Right now, Britt Östlund and her colleagues are involved in a research project together with the University of Lund and five municipalities. The researchers are looking at the working environment in the home care sector, and ask ‘What would be interesting to you?’ They also look at how the introduction of new technology in home care can influence the working environment and leadership. As part of their work, they have been investigating how many science articles have been written about the working environment in the home care sector, where so much new technology will be introduced and used. The researchers found only 16 articles, despite a world-wide search.

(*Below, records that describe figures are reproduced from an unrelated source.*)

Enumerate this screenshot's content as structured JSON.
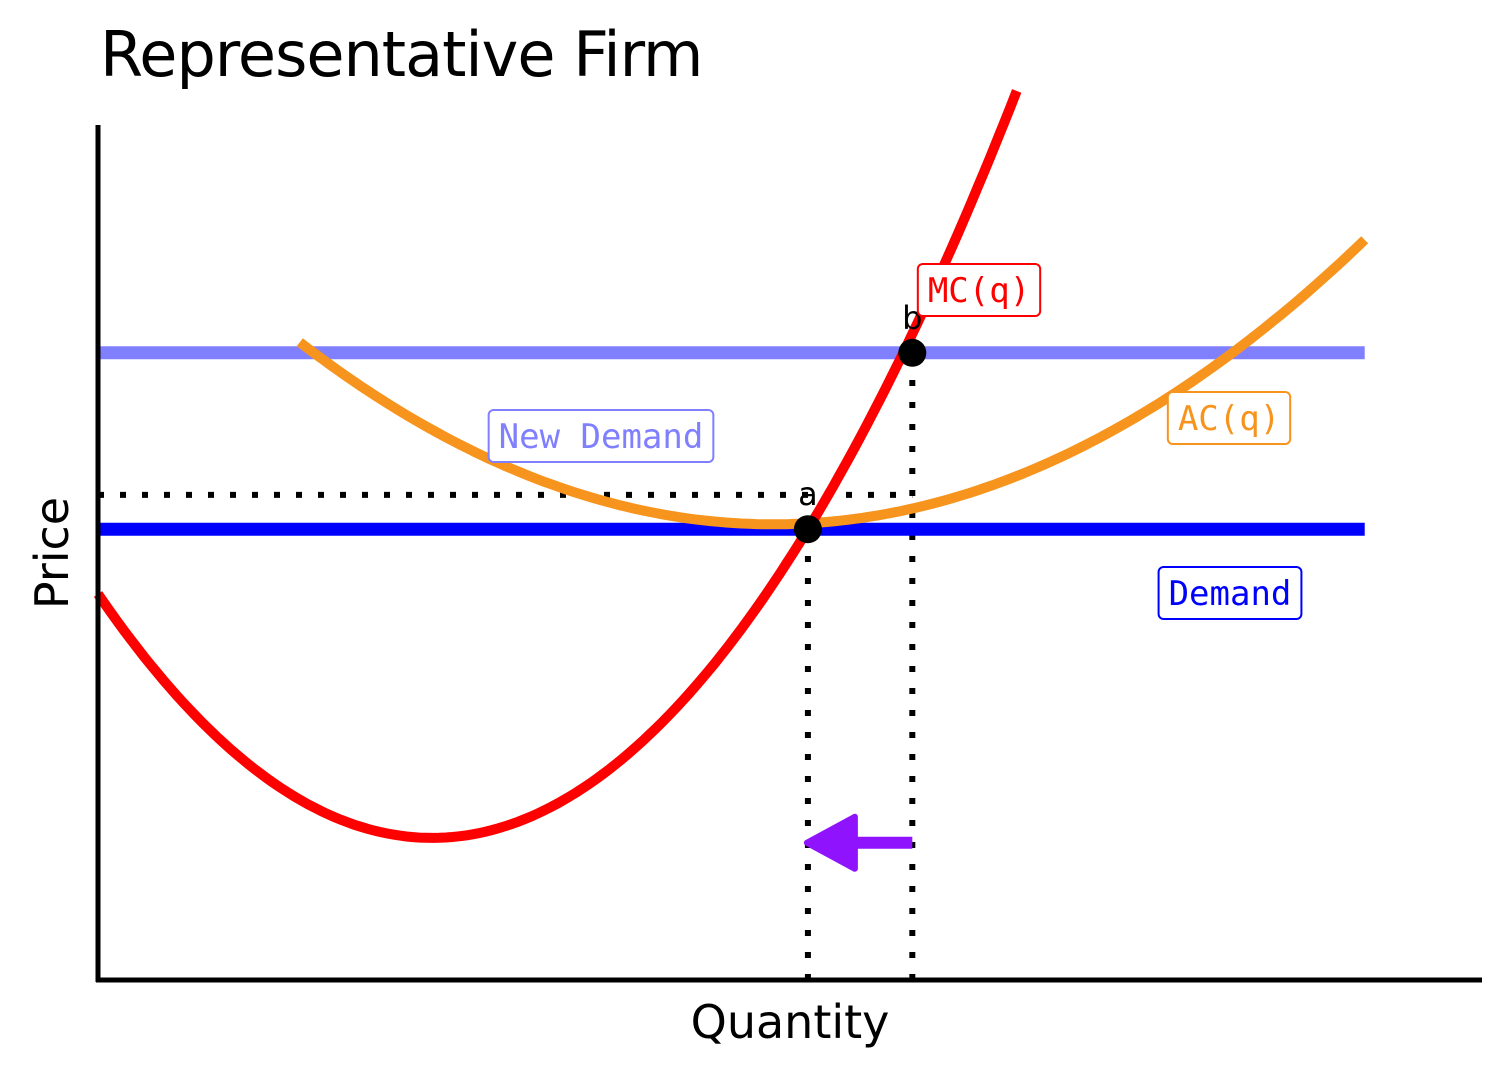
{
  "title": "Representative Firm",
  "chart_data": {
    "type": "line",
    "xlabel": "Quantity",
    "ylabel": "Price",
    "xlim": [
      0,
      10
    ],
    "ylim": [
      0,
      10
    ],
    "grid": false,
    "series": [
      {
        "name": "MC(q)",
        "color": "#ff0000",
        "curve": "mc",
        "x_range": [
          0,
          6.6
        ]
      },
      {
        "name": "AC(q)",
        "color": "#f7941d",
        "curve": "ac",
        "x_range": [
          1.45,
          9.1
        ]
      },
      {
        "name": "Demand",
        "color": "#0000ff",
        "level": 4.6,
        "x_range": [
          0,
          9.1
        ]
      },
      {
        "name": "New Demand",
        "color": "#8080ff",
        "level": 6.4,
        "x_range": [
          0,
          9.1
        ]
      }
    ],
    "points": [
      {
        "label": "a",
        "x": 5.1,
        "y": 4.6
      },
      {
        "label": "b",
        "x": 5.85,
        "y": 6.4
      }
    ],
    "reference_lines": [
      {
        "orientation": "horizontal",
        "y": 4.95,
        "x_from": 0,
        "x_to": 5.85
      },
      {
        "orientation": "vertical",
        "x": 5.1,
        "y_from": 0,
        "y_to": 4.6
      },
      {
        "orientation": "vertical",
        "x": 5.85,
        "y_from": 0,
        "y_to": 6.4
      }
    ],
    "arrow": {
      "color": "#9013fe",
      "x_from": 5.85,
      "x_to": 5.15,
      "y": 1.4,
      "direction": "left"
    }
  }
}
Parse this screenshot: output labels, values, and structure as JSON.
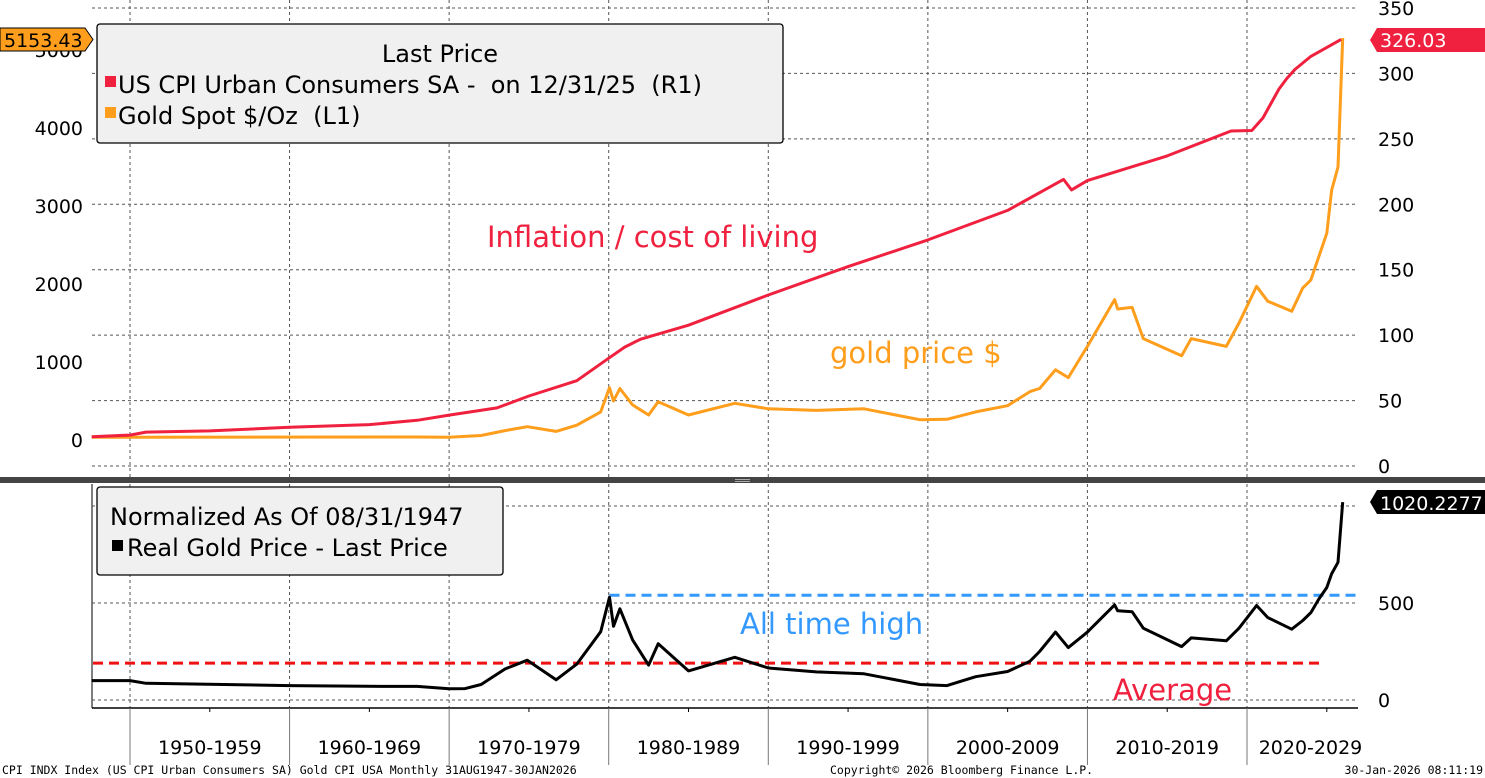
{
  "chart_data": [
    {
      "type": "line",
      "panel": "top",
      "title": "Last Price",
      "legend_placement": "top-left",
      "grid": true,
      "x_range": [
        "1947-08",
        "2026-01"
      ],
      "y_left": {
        "series": "Gold Spot $/Oz",
        "ticks": [
          0,
          1000,
          2000,
          3000,
          4000,
          5000
        ],
        "range": [
          -300,
          5650
        ]
      },
      "y_right": {
        "series": "US CPI Urban Consumers SA",
        "ticks": [
          0,
          50,
          100,
          150,
          200,
          250,
          300,
          350
        ],
        "range": [
          0,
          350
        ]
      },
      "series": [
        {
          "name": "US CPI Urban Consumers SA - on 12/31/25 (R1)",
          "axis": "right",
          "color": "#f0213f",
          "last_value": "326.03",
          "x": [
            1947.6,
            1950,
            1951,
            1955,
            1960,
            1965,
            1968,
            1970,
            1973,
            1975,
            1978,
            1980,
            1981,
            1982,
            1985,
            1990,
            1995,
            2000,
            2005,
            2008.5,
            2009,
            2010,
            2015,
            2019,
            2020.3,
            2021,
            2022,
            2022.5,
            2023,
            2024,
            2025.9
          ],
          "values": [
            22.3,
            23.6,
            25.9,
            26.8,
            29.6,
            31.6,
            34.9,
            38.9,
            44.4,
            53.5,
            65.2,
            82.4,
            90.9,
            96.9,
            107.6,
            130.7,
            152.4,
            172.8,
            195.3,
            219.0,
            211.0,
            218.1,
            237.0,
            256.0,
            256.4,
            266.0,
            288.0,
            296.2,
            303.0,
            313.0,
            326.03
          ]
        },
        {
          "name": "Gold Spot $/Oz (L1)",
          "axis": "left",
          "color": "#fe9e1c",
          "last_value": "5153.43",
          "x": [
            1947.6,
            1968,
            1970,
            1972,
            1973.5,
            1974.9,
            1976.7,
            1978,
            1979.5,
            1980.05,
            1980.3,
            1980.7,
            1981.5,
            1982.5,
            1983.1,
            1985,
            1987.9,
            1990,
            1993,
            1996,
            1999.5,
            2001.2,
            2003,
            2005,
            2006.4,
            2007,
            2008,
            2008.8,
            2010,
            2011.7,
            2011.9,
            2012.8,
            2013.5,
            2015.9,
            2016.5,
            2018.7,
            2019.5,
            2020.6,
            2021.3,
            2022.8,
            2023.5,
            2024,
            2024.5,
            2025,
            2025.3,
            2025.7,
            2026.0
          ],
          "values": [
            35,
            38,
            36,
            58,
            120,
            170,
            110,
            190,
            360,
            670,
            500,
            660,
            450,
            320,
            490,
            320,
            470,
            400,
            380,
            400,
            260,
            265,
            360,
            440,
            620,
            660,
            900,
            800,
            1200,
            1800,
            1680,
            1700,
            1300,
            1080,
            1300,
            1200,
            1500,
            1970,
            1780,
            1650,
            1950,
            2050,
            2350,
            2650,
            3200,
            3500,
            5153.43
          ]
        }
      ],
      "annotations": [
        "Inflation / cost of living",
        "gold price $"
      ]
    },
    {
      "type": "line",
      "panel": "bottom",
      "title": "Normalized As Of 08/31/1947",
      "legend_placement": "top-left",
      "grid": true,
      "x_range": [
        "1947-08",
        "2026-01"
      ],
      "y_right": {
        "ticks": [
          0,
          500
        ],
        "range": [
          -40,
          1060
        ]
      },
      "series": [
        {
          "name": "Real Gold Price - Last Price",
          "color": "#000000",
          "last_value": "1020.2277",
          "x": [
            1947.6,
            1950,
            1951,
            1960,
            1966,
            1968,
            1970,
            1971,
            1972,
            1973.5,
            1974.9,
            1976.7,
            1978,
            1979.5,
            1980.05,
            1980.3,
            1980.7,
            1981.5,
            1982.5,
            1983.1,
            1985,
            1987.9,
            1990,
            1993,
            1996,
            1999.5,
            2001.2,
            2003,
            2005,
            2006.4,
            2007,
            2008,
            2008.8,
            2010,
            2011.7,
            2011.9,
            2012.8,
            2013.5,
            2015.9,
            2016.5,
            2018.7,
            2019.5,
            2020.6,
            2021.3,
            2022.8,
            2023.5,
            2024,
            2024.5,
            2025,
            2025.3,
            2025.7,
            2026.0
          ],
          "values": [
            100,
            100,
            86,
            74,
            70,
            70,
            58,
            59,
            80,
            160,
            205,
            104,
            185,
            352,
            530,
            380,
            470,
            310,
            180,
            290,
            150,
            220,
            165,
            145,
            135,
            80,
            74,
            120,
            147,
            200,
            250,
            350,
            270,
            350,
            490,
            460,
            455,
            370,
            275,
            320,
            305,
            370,
            487,
            425,
            365,
            410,
            450,
            520,
            580,
            650,
            710,
            1020.2277
          ]
        }
      ],
      "reference_lines": [
        {
          "label": "All time high",
          "value": 540,
          "color": "#3399ff",
          "style": "dashed",
          "x_start": 1980.05
        },
        {
          "label": "Average",
          "value": 190,
          "color": "#f0213f",
          "style": "dashed"
        }
      ]
    }
  ],
  "x_axis": {
    "labels": [
      "1950-1959",
      "1960-1969",
      "1970-1979",
      "1980-1989",
      "1990-1999",
      "2000-2009",
      "2010-2019",
      "2020-2029"
    ]
  },
  "legend_top": {
    "title": "Last Price",
    "items": [
      {
        "label": "US CPI Urban Consumers SA -  on 12/31/25  (R1)",
        "color": "#f0213f"
      },
      {
        "label": "Gold Spot $/Oz  (L1)",
        "color": "#fe9e1c"
      }
    ]
  },
  "legend_bottom": {
    "title": "Normalized As Of 08/31/1947",
    "items": [
      {
        "label": "Real Gold Price - Last Price",
        "color": "#000000"
      }
    ]
  },
  "badges": {
    "gold_last": "5153.43",
    "cpi_last": "326.03",
    "real_gold_last": "1020.2277"
  },
  "annotations": {
    "inflation": "Inflation / cost of living",
    "gold": "gold price $",
    "ath": "All time high",
    "average": "Average"
  },
  "footer": {
    "left": "CPI INDX Index (US CPI Urban Consumers SA) Gold CPI USA Monthly 31AUG1947-30JAN2026",
    "center": "Copyright© 2026 Bloomberg Finance L.P.",
    "right": "30-Jan-2026 08:11:19"
  },
  "colors": {
    "cpi": "#f0213f",
    "gold": "#fe9e1c",
    "real_gold": "#000000",
    "ath_line": "#3399ff",
    "avg_line": "#ee1111",
    "legend_bg": "#f0f0f0",
    "separator": "#444444"
  }
}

The knowledge of elderly care is fragmented. 

“We talk about those who work there, but they are not part of the conversation themselves,” says Britt Östlund. 

National support for purchasing welfare technology

What has been uncovered, is that employees have high accident and injury rates and that sick leave figures are high. The sector is also nearly completely dominated by women – what does that mean? There is also a belief that this is an occupation where you do not need a lot of knowledge.

“We also know that they have dealt with new technology every day over many years, and that they are hugely experienced in the use of technology. Now they get a chance to tell us what they know.”

Britt Östlund first and foremost wants to improve the working environment in elderly care. If you want innovation and welfare technology to work, the working conditions must be improved and you need to make use of employees’ technological knowhow. But the municipalities must also stop buying ‘gadgets’ without any thought or strategy behind it. She is also very aware that it is difficult to get to grips with everything that is happening in this area, and wants to see national support for the municipalities.

Britt Östlund’s starting point is that technology is created by people, and so it is possible to influence how it is made. That is why she wants a debate about who is in charge of the technology and she wants a dialogue about digitalisation. How is responsibility shared? What about the ethics?

“The basic idea around the world is that technology is magic, and we have two choices – adapting to it or protecting ourselves from it – and people with low education levels or the users come last. Digitalisation means we have to think in new ways. We must not be blinded by the new technology but be critical of it in order to gain an informed view of technology. When it comes to technology aimed at older people, it is we – researchers and politicians – who perhaps need to learn new things, not the elderly. It is more important to talk to, and not about, people.”

One minute interview

What are you reading right now?

I am reading Gutenberggalaxens nova by Nina Burton, which is about Erasmus of Rotterdam and the media revolution in the 1500s. I am also reading Lay Down Your Arms, Bertha von Suttner’s book from 1859. 

What is your favourite tool in the office?

My favourite took in the office is my beautiful stones which I put on top of piles of paper as a kind of letter weights.

As a child, what did you want to become?

As a child I wanted to be something in a job where you didn’t get very dirty. I grew up in a working class home where people brought smells home with them. 

What is your hidden talent?

My hidden talent is that I am very practical. I have a welder’s certificate and enjoy tinkling with old machinery like lawn mowers and such.